Here is a test I ran in April 2025 on a Sipeed LicheePi 3A same chip).

https://hoult.org/K1_memcpy.txt

> RISC-V is quite wimpy this far

The new K3 chip from the same manufacturer does 8.7 GB/s RAM to RAM memcpy using a dual issue in-order A100 ("AI") core, just over 3x faster.

Sure this pales in comparison to recent Apple / Intel / AMD but it's a lot faster than home networking.

Although your benchmark is interesting, I don't think it's very relevant here. In my experience, you'll saturate the CPU through packet decoding, routing, and firewalling long before memory becomes a bottleneck.

That's why all network SoCs have hardware to accelerate such thing, otherwise in software alone they can barely handle simple routing at a few hundred mbps.

That chip doesn't seem to have that: https://cdn-resource.spacemit.com/file/chip/K1/K1_datasheet_...
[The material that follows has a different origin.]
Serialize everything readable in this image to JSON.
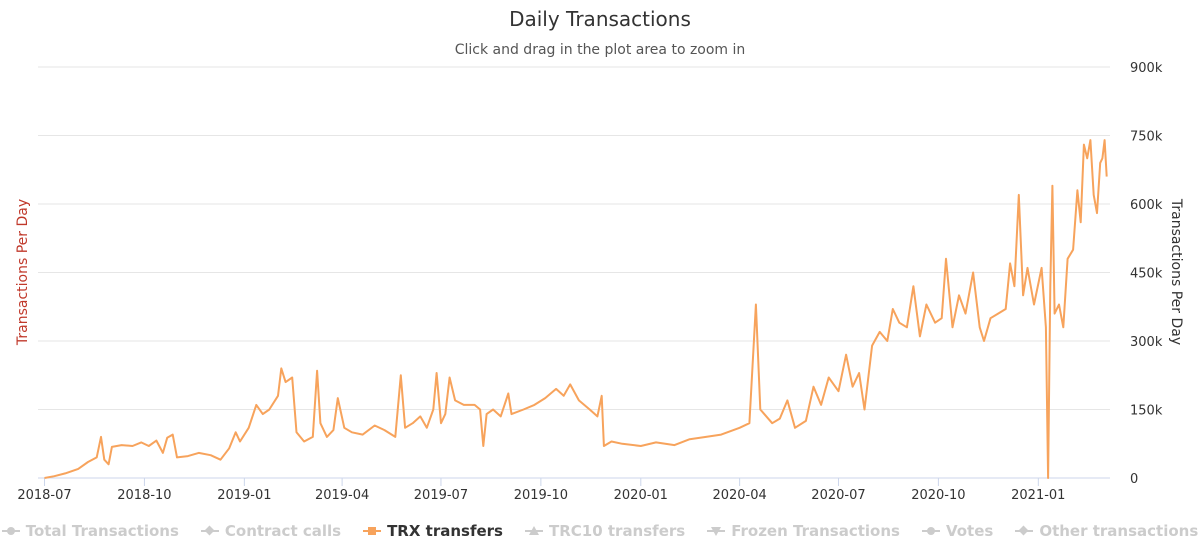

  • 1 Gb/s is only ~100,000 packets/s at standard MTU. You literally get 10 us/packet which is a eternity. Normal fast-path router operation only really needs to consider the header of <100 bytes/packet, so you are getting ~100 ns of compute per byte of considered data and on even a 1 Ghz processor you are getting over 100 instructions per byte of considered data. Failure to achieve a measly 1 Gb/s really says more about those software implementations than it says anything about the impossibility or difficulty of the problem.